PGA TOUR Commisioner, Tim Finchem, adressed the media today by conference call and had the following to say about the St. Jude Classic in Memphis, TN and references from Saturday Night Live...


"With regard to sponsorship in '10, we view the TOUR in 2010 being fully sponsored from a television and tournament charitable standpoint. Now, when we entered the year, we had four situations, one of which in Memphis, the Stanford Company, virtually imploding; and then three bankruptcy-related issues, two with General Motors, which is Buick Open in Michigan and the Buick Invitational in San Diego, and then one with Chrysler, which was the Bob Hope Chrysler Open.

Of those four, the Buick Open has been replaced. Memphis is in a bridge situation probably for the second year, although we continue to talk to potential longer term sponsors, but will be operational and fine and a steady purse and charitable giving level in Memphis."

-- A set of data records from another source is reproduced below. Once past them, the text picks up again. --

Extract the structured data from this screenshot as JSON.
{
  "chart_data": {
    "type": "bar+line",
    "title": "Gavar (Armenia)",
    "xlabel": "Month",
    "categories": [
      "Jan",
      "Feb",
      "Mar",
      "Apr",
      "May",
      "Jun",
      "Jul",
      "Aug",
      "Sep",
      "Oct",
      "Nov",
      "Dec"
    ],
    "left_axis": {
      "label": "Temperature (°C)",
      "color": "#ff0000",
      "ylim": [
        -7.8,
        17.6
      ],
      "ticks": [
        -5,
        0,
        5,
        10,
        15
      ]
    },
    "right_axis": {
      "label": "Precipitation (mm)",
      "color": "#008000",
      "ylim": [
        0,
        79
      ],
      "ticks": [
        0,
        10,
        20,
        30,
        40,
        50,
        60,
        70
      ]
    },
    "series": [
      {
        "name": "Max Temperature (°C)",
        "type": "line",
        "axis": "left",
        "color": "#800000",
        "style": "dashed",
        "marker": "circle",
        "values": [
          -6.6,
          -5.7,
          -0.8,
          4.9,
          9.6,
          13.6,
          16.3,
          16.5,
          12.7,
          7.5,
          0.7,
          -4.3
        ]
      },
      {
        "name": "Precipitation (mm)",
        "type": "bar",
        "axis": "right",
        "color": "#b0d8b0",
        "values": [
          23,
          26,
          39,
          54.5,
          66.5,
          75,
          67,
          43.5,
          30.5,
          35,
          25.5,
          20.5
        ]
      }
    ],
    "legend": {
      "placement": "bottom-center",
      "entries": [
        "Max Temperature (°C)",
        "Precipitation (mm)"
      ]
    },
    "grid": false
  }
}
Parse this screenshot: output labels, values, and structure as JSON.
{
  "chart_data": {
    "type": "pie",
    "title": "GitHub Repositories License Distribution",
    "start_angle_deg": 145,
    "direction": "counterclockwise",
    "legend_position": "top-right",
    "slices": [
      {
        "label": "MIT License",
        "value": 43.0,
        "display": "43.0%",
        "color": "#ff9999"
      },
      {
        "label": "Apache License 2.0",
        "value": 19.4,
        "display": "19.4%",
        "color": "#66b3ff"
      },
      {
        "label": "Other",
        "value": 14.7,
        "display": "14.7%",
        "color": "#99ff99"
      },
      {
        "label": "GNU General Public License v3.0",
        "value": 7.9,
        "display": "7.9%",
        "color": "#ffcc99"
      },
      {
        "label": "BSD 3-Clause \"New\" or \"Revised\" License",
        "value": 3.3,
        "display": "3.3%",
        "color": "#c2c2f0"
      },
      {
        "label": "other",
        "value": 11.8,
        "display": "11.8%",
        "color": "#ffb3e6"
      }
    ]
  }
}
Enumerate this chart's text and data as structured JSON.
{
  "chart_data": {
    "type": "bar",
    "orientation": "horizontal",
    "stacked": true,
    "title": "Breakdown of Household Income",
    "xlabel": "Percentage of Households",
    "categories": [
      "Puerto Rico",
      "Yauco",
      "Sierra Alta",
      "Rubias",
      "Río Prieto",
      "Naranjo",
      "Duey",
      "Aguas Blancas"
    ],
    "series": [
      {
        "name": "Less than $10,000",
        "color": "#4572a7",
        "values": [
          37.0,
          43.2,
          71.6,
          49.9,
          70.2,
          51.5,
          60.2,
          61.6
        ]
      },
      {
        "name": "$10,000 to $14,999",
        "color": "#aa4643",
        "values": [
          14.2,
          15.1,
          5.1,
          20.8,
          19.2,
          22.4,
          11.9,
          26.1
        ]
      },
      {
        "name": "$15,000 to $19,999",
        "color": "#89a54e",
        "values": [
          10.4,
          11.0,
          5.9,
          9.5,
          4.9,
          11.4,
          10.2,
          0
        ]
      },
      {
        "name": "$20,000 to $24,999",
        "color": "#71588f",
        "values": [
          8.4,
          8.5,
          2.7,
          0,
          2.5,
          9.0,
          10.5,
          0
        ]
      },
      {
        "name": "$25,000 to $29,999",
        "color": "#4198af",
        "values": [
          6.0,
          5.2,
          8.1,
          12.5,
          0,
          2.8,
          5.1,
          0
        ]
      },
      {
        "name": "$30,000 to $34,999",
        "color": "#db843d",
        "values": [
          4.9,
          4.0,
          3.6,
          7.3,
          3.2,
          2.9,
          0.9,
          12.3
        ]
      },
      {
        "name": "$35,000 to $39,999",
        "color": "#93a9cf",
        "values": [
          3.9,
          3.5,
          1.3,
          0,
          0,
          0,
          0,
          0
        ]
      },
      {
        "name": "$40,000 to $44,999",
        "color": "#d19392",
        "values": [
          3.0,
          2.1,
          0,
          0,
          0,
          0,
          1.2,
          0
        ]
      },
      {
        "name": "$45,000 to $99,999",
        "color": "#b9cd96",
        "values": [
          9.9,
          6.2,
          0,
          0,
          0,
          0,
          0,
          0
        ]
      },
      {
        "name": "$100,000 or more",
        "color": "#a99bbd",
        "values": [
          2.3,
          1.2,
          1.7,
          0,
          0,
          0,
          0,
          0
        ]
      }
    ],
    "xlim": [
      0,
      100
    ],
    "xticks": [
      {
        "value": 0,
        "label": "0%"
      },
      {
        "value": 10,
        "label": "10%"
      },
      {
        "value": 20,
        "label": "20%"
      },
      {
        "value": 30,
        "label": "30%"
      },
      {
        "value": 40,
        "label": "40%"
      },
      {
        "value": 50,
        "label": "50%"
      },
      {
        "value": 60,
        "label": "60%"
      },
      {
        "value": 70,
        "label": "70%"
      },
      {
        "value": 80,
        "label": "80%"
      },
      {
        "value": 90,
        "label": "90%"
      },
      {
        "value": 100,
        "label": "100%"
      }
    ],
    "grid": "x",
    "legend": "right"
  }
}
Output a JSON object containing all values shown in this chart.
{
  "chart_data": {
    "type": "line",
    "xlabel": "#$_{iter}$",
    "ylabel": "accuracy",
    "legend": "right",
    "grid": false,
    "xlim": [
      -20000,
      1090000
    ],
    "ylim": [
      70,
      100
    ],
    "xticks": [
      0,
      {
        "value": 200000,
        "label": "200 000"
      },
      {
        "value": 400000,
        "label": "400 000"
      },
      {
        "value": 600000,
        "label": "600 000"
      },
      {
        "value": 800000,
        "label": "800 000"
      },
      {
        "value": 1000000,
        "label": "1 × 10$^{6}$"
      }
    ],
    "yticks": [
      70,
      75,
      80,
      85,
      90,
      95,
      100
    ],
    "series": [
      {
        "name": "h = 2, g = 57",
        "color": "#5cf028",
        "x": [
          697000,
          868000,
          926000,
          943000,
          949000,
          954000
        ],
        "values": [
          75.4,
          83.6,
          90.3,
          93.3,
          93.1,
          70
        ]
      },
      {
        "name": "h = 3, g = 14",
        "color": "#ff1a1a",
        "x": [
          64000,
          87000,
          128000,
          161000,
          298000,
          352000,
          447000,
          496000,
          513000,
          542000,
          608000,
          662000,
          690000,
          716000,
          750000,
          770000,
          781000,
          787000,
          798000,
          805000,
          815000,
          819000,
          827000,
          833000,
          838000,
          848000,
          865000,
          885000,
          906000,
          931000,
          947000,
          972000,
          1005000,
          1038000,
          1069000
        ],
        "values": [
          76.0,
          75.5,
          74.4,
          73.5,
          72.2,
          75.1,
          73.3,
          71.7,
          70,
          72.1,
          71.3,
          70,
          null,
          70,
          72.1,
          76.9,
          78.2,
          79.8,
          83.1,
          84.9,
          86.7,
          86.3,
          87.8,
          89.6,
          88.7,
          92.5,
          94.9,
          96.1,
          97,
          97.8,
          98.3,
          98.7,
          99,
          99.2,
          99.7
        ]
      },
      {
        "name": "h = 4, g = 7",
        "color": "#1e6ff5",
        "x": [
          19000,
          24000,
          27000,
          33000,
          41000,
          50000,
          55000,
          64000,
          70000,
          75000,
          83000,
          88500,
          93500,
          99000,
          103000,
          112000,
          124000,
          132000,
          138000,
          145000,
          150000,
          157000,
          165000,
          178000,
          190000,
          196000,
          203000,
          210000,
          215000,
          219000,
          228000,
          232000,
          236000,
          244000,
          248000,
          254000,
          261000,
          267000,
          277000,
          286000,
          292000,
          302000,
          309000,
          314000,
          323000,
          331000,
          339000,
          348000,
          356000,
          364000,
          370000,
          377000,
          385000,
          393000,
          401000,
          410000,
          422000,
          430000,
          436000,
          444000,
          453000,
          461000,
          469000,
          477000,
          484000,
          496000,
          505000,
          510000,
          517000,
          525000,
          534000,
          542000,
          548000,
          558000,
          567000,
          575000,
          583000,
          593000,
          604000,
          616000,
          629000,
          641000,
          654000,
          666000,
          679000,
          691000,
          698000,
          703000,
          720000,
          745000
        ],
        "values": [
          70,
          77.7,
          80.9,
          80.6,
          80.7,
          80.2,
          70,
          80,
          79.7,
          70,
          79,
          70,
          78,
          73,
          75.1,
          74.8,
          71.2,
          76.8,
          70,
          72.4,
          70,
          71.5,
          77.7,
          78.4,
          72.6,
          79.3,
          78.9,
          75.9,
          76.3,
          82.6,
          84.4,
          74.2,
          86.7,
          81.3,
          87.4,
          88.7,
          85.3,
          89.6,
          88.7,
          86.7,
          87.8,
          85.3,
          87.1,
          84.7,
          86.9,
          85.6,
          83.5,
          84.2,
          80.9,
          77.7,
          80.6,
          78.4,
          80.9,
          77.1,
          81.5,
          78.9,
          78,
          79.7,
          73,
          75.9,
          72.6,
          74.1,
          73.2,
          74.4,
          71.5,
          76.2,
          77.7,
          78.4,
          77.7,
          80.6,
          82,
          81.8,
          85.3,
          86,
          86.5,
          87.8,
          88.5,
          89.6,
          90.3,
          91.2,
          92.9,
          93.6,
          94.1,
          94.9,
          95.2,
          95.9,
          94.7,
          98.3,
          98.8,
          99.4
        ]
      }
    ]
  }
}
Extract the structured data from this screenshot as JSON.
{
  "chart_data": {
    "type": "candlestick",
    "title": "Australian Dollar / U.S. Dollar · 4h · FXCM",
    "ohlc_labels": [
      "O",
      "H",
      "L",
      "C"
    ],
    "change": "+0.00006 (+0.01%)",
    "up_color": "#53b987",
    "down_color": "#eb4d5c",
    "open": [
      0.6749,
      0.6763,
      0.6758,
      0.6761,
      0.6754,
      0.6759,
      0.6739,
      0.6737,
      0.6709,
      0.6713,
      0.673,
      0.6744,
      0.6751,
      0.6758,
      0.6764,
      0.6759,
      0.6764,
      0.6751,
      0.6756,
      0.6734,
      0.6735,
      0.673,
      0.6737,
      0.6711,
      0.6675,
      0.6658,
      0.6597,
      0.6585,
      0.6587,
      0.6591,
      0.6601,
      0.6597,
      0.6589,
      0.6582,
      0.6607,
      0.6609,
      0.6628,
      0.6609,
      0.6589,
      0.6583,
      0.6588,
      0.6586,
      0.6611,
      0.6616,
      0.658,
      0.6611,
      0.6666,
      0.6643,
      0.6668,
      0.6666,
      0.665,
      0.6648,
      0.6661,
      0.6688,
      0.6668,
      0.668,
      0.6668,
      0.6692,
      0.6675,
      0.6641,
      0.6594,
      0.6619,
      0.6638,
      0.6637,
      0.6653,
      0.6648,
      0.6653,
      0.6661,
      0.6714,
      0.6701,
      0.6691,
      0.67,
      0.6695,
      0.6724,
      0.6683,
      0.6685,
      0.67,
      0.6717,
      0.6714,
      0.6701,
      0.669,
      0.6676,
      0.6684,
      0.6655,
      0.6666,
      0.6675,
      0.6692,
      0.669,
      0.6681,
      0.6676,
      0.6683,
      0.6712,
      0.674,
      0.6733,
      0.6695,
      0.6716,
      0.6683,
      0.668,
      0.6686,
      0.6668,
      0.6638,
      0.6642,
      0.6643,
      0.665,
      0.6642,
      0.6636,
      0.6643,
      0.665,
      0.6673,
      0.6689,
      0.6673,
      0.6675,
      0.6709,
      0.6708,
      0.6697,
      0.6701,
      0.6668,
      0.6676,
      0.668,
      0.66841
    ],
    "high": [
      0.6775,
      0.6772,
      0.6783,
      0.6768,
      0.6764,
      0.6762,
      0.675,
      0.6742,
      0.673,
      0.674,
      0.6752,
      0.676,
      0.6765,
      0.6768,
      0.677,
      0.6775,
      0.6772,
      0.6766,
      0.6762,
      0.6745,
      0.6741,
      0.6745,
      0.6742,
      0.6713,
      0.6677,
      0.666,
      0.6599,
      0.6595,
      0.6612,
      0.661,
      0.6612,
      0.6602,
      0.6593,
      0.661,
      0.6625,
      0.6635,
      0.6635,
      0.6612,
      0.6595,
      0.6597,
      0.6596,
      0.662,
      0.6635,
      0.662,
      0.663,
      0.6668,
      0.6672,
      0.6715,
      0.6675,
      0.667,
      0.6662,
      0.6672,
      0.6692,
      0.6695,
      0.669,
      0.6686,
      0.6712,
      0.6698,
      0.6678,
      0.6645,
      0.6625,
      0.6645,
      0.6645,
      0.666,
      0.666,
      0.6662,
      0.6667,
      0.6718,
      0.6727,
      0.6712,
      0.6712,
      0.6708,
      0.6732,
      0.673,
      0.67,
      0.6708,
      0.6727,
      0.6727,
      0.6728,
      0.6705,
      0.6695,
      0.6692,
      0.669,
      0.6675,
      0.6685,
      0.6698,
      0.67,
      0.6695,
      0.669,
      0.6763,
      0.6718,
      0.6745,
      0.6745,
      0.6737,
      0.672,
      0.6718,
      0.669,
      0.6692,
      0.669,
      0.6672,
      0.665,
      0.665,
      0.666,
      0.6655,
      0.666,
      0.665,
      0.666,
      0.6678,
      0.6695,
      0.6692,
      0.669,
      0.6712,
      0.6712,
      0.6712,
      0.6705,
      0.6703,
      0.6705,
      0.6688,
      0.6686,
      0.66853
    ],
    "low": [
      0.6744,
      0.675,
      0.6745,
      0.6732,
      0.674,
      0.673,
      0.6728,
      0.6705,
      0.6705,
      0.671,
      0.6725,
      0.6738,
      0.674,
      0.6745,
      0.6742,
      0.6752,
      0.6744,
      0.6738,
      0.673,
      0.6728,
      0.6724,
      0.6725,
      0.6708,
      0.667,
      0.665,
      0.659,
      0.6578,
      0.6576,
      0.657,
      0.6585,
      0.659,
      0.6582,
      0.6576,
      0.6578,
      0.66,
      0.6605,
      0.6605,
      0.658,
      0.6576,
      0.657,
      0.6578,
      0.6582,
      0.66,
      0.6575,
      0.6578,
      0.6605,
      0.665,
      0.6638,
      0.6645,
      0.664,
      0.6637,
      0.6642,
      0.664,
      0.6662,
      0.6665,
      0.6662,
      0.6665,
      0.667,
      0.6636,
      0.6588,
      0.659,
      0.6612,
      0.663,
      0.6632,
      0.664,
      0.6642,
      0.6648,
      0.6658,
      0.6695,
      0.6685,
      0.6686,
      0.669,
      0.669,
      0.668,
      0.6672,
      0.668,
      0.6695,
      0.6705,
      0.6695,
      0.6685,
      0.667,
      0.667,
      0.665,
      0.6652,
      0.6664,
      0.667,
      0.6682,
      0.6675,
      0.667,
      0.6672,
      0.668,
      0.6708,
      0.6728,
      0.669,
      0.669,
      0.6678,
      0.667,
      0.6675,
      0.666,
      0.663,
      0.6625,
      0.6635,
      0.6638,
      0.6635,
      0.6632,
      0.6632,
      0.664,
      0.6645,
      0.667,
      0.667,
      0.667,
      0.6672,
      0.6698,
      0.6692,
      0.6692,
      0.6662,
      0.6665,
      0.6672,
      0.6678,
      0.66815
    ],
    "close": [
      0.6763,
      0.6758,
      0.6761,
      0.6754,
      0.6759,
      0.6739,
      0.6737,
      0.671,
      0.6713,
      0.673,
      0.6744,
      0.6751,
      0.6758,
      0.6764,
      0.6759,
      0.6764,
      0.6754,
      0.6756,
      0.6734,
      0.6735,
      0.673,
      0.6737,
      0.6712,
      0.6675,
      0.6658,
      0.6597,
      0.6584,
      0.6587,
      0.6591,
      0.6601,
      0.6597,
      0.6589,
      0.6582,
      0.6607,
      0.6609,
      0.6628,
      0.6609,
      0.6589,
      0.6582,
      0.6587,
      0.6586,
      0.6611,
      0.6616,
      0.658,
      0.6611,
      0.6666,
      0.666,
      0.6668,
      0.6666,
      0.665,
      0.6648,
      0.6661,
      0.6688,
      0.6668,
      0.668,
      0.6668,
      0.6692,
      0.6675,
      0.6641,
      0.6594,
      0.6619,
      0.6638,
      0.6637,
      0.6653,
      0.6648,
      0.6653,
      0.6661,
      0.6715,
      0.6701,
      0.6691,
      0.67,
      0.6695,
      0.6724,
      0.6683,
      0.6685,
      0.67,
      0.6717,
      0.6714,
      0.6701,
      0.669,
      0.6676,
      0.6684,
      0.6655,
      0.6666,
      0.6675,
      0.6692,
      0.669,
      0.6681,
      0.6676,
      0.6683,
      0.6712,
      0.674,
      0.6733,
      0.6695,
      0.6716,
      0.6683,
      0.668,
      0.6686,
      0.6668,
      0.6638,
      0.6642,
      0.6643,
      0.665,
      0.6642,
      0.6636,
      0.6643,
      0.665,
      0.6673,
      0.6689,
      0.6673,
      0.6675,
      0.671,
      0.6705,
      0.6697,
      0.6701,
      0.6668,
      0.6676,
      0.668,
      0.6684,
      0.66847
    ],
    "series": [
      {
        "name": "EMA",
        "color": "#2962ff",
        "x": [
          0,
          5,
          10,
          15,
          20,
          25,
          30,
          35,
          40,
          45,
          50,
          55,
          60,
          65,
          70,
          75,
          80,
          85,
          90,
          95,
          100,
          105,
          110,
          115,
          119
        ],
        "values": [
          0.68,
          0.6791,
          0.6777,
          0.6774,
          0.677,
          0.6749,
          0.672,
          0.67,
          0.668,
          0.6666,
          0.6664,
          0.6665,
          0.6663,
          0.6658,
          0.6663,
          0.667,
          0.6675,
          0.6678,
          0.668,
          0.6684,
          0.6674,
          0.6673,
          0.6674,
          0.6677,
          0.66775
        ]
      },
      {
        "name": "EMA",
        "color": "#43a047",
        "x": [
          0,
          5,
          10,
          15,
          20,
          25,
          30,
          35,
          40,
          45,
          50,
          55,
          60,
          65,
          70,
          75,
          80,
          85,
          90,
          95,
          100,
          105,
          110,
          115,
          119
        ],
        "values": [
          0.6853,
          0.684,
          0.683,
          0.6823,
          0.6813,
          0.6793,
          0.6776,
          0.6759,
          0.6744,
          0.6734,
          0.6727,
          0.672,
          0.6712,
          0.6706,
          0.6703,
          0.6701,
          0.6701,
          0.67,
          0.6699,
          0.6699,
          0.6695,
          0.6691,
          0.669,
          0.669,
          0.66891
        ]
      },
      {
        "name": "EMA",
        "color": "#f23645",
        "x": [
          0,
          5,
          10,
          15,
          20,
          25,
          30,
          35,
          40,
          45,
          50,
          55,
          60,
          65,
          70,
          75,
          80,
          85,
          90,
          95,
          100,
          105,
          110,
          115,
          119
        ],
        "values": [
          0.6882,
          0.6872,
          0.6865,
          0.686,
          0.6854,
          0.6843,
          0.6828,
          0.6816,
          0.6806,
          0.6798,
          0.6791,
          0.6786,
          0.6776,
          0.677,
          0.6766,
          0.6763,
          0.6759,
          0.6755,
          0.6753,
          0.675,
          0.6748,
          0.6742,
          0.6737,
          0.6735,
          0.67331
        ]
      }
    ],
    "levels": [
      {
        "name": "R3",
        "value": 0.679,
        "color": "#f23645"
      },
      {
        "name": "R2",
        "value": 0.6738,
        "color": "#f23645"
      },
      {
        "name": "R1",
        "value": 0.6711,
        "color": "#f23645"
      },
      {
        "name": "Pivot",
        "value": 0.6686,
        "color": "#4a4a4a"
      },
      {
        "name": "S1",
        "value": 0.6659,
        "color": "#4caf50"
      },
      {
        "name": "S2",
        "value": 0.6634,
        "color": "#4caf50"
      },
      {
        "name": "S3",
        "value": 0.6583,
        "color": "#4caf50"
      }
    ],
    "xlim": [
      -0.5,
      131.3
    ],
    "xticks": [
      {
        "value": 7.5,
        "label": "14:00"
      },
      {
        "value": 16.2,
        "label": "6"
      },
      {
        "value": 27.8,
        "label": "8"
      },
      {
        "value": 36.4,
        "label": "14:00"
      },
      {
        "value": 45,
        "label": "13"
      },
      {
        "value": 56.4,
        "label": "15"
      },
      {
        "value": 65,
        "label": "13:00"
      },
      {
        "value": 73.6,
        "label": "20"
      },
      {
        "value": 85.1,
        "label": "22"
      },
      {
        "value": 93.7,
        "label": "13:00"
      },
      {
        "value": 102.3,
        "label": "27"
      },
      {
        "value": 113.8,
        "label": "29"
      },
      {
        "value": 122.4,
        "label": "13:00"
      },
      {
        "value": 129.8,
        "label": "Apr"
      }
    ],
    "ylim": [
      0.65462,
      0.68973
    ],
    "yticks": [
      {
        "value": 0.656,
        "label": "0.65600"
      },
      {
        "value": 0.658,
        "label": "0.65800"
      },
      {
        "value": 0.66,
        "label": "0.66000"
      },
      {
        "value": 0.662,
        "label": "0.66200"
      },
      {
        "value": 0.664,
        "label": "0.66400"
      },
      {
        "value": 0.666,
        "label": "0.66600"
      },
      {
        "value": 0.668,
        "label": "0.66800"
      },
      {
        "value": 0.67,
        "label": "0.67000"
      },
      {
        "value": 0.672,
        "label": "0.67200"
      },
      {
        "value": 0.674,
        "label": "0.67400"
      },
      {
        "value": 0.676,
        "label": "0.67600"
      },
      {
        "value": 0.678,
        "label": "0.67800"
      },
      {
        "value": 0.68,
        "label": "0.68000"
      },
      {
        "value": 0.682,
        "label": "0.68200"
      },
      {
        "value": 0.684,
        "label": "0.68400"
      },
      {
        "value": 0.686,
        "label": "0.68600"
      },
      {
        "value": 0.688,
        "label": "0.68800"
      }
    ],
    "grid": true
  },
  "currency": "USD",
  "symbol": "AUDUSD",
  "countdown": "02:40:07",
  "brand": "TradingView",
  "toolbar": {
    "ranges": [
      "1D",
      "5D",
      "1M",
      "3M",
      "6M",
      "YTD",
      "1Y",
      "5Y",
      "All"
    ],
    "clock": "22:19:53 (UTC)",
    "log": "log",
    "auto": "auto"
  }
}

"Lastly, let me turn for a few moments to the question of what's the effect of not having Tiger play the TOUR. I've been interested to see commentary from a different number of directions in the last week, specifically since Friday, since Tiger's announcement, that projects significant doom and gloom for the PGA TOUR, even to the point where Saturday Night Live got involved and had us losing most of our sponsors. Let me just parenthetically say that the rumor that I keep on flask on my desk is not true, that was spawned by the Saturday Night Live telecast on Saturday night.

Here's the real world: I know some pundits will try to say Tim is trying to spin this and spin that, but facts are facts. I could go on and on about the facts on this situation, but I just want to mention two or three things. First of all, I've been answering the question about what we do with tournaments where Tiger doesn't play for 13 years. How is it that the TOUR has 46, 47 events, Tiger plays in 16, how do the other tournaments make it happen? Scratching of heads. I've explained this many, many times.

The reason is there's value. There's real value to sponsorship. There's real value to television, and there's tremendous charitable commitment. Those three things come together to put together viable, well-funded tournaments.

I'll just give you two pieces of data to take away on this. One is if you consider that the top six charitable generators, top six tournaments in terms of charitable generation, and I'm sure everybody on the call knows all of our tournaments are organized for a charitable purpose. If you consider the top six; the Waste Management now sponsored by Waste Management event in Phoenix; the Valero Texas Open; the HP Byron Nelson; John Deere Classic; the AT&T Pebble Beach pro-am, these tournaments -- and the Crowne Plaza event at Colonial, Tiger hasn't played in any of those events since -- Byron maybe four years ago or five years ago, but most of these tournaments not in the last five years, and yet they're generating millions and millions of dollars to charity because they sell.

So why is that? It's because there's other factors. One factor is we've got a lot of players who the fans like. They'll buy tickets to come out and see them play. They're exciting. The second reason is the brand is strong. The third reason is that you have dedicated volunteer organizations in those communities reaching out and using our product to raise money for charity."